Curranulla was first commissioned on May 12, 1939 with a private cruise on Port Hacking … selected guests and dignitaries striding onto her decks for the first time. At the time of commissioning she was the largest, fastest and the most modern vessel ever seen on Port Hacking and could complete the crossing from Cronulla to Bundeena in half the time of the older ‘well-deck’ ferries that had been running since the service first started in 1915.
Curranulla still handles a full workload making 13 return trips a day Monday to Friday and 40 trips on Saturday and Sunday for fifty weeks a year… that’s 8,500 trips per year. The other two weeks are for maintenance and weather. Having been in service for 73 years; that comes to a total of over 620,000 trips.
It’s a 2km trip making 1,241,000kms in total. Given the equator is 40,025kms, the faithful little Curranulla has circled the globe 31 times … and the Grand old Lady of Port Hacking won’t be retiring anytime soon.
Together with her Port Hacking colleague MV Tom Thumb III both ferries run across to Bundeena for the 8am service to carry 200 school children out and both ferries return to Bundeena at 4pm to take them all home again. Then in the mornings at 10.30am Tom Thumb III heads up river on a scheduled scenic cruise to fill in her day.
The Bundeena ferry run is occasionally influenced by heavy weather, wind and big seas to the extent of waves crashing over the landings on Bundeena wharf. Today the service is cancelled in big seas but in the ‘old days’ the service would run in most conditions.

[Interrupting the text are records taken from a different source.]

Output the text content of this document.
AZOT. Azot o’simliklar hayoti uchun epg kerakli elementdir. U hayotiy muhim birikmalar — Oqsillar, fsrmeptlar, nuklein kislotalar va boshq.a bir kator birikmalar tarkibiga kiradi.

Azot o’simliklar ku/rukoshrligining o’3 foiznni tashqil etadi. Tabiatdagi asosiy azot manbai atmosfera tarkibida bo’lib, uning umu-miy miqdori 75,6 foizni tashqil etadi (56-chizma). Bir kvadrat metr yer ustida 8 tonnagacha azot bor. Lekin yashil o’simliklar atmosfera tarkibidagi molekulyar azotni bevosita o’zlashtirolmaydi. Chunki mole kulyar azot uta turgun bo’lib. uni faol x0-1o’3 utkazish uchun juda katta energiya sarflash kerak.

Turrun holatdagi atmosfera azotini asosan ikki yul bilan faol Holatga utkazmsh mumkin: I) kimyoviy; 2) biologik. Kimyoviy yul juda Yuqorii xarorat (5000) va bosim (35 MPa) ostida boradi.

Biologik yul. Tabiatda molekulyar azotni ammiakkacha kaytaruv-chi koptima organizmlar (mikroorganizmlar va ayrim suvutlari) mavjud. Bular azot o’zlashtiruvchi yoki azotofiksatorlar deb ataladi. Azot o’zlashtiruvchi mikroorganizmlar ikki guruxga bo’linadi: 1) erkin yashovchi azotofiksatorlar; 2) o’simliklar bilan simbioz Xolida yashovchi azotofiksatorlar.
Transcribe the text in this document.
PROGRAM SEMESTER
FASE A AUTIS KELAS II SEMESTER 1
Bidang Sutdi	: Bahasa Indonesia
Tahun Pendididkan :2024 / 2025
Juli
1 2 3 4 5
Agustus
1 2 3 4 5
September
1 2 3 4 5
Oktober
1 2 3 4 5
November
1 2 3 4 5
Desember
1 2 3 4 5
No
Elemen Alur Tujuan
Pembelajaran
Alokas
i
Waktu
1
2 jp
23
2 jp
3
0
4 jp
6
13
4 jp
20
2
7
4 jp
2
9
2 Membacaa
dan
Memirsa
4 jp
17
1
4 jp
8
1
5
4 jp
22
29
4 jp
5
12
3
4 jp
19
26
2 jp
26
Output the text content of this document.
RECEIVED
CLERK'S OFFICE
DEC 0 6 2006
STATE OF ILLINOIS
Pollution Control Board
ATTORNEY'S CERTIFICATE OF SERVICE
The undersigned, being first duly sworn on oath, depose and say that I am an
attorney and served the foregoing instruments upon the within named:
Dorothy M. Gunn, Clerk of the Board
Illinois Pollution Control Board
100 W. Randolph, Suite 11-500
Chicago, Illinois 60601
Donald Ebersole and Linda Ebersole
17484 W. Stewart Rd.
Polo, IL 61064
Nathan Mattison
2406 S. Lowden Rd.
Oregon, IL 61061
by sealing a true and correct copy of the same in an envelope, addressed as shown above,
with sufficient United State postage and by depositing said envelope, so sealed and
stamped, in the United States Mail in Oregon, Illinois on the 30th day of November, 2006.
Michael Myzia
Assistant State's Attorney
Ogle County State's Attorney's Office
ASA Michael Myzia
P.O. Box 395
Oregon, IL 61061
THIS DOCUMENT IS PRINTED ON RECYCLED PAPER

One occasion, in June 1948, is known as the “The Great Crossing at Bundeena”. Curranulla departed Cronulla for Bundeena but the huge seas made it impossible to cross the bay.
The ferry master was determined to get his passengers home. He turned the ferry around and returned to Cronulla to pick up three rowboats. He towed them behind Curranulla but instead of heading seaward to Bundeena he turned and surfed up river to the township of Maianbar – adjacent to Bundeena.
The passengers were helped into the rowboats and rowed ashore with waves crashing over the ferry and onto the beach. An artist was one of the first to go ashore and recorded the scene in a painting.